Qualcomm said on Wednesday it expected 200 million 5G smartphones to be sold in 2020, including flagship devices launching next fall, a reference Wall Street took as a hint that Apple would offer the faster technology next year. Next-generation 5G smartphones are expected to make tasks like watching videos or playing games on mobile networks as good as or better than on a Wi-Fi connection.

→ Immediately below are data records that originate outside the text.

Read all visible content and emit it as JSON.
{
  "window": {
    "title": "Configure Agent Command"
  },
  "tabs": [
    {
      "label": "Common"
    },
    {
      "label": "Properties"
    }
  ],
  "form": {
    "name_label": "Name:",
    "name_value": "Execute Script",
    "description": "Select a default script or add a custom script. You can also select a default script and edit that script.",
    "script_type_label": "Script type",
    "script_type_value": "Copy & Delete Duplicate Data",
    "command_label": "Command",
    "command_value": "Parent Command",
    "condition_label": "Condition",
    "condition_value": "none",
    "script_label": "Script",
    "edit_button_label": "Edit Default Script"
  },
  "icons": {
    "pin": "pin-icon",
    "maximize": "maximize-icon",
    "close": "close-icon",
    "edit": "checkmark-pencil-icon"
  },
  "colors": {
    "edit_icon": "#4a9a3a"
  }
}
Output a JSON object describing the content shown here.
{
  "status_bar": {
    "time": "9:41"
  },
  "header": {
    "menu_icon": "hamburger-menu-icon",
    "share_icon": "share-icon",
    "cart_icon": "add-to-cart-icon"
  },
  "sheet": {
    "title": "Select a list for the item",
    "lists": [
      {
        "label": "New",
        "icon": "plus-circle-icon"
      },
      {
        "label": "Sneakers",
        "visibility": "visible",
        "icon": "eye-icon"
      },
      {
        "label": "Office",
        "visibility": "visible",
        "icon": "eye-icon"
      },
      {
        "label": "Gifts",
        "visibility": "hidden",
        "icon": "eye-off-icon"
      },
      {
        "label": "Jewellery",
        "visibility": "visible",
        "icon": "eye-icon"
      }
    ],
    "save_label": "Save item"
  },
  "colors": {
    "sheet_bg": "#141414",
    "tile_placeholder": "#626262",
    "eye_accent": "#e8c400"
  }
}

Once 5G networks are widely available sometime next year, Qualcomm, the world’s largest supplier of mobile phone chips, and its rivals stand to benefit because the phones will require more chips to gain the speed boost.
Apple, a Qualcomm client, has not said when it will launch 5G. But Qualcomm Chief Financial Officer Akash Palkhiwala said on an investor call there would be “two inflection points” for 5G chips next year.
One would be in the spring, when firms like Samsung and several Chinese handset makers tend to introduce new phones. “The second inflection point will be in the fall time frame, when another set of flagship devices will adopt 5G,” Palkhiwala said.
Fall is when Apple and Alphabet launch new models, and Kinngai Chan of Summit Insights Group said he expected Apple to adopt Qualcomm’s 5G modem chip for some those devices.
Qualcomm’s 5G market estimate, disclosed during a fourth-quarter earnings report, is the first from the company.
Rivals MediaTek, Samsung Electronics and Huawei Technologies also will produce 5G chips. Still, Qualcomm stands to reap patent licensing revenue from essentially every 5G device and sell chips for many of the most expensive handsets.
Qualcomm’s 5G devices estimate is nearly 60 percent higher than research firm IDC’s 123.5 million forecast and Goldman Sachs’ 120 million.
Patrick Moorhead of Moor Insights & Strategy said Qualcomm’s close relationship with phone makers made its number credible.
“Given Qualcomm actually has to put orders into its foundries and those numbers were provided on an investor call, I’d bank on the Qualcomm number,” he said.
However, an analyst on Qualcomm’s post-earnings call termed the estimate as “conservative,” comparing it to a 300 million estimate by Taiwan Semiconductor Manufacturing, which some reports have said is from a leaked internal document.
And Stacy Rasgon, an analyst with Bernstein, said the 200 million estimate was not “hugely surprising” because it likely factors in the expectation of 5G iPhones in 2020.
“Most estimates for 5G have been going up lately,” Rasgon said.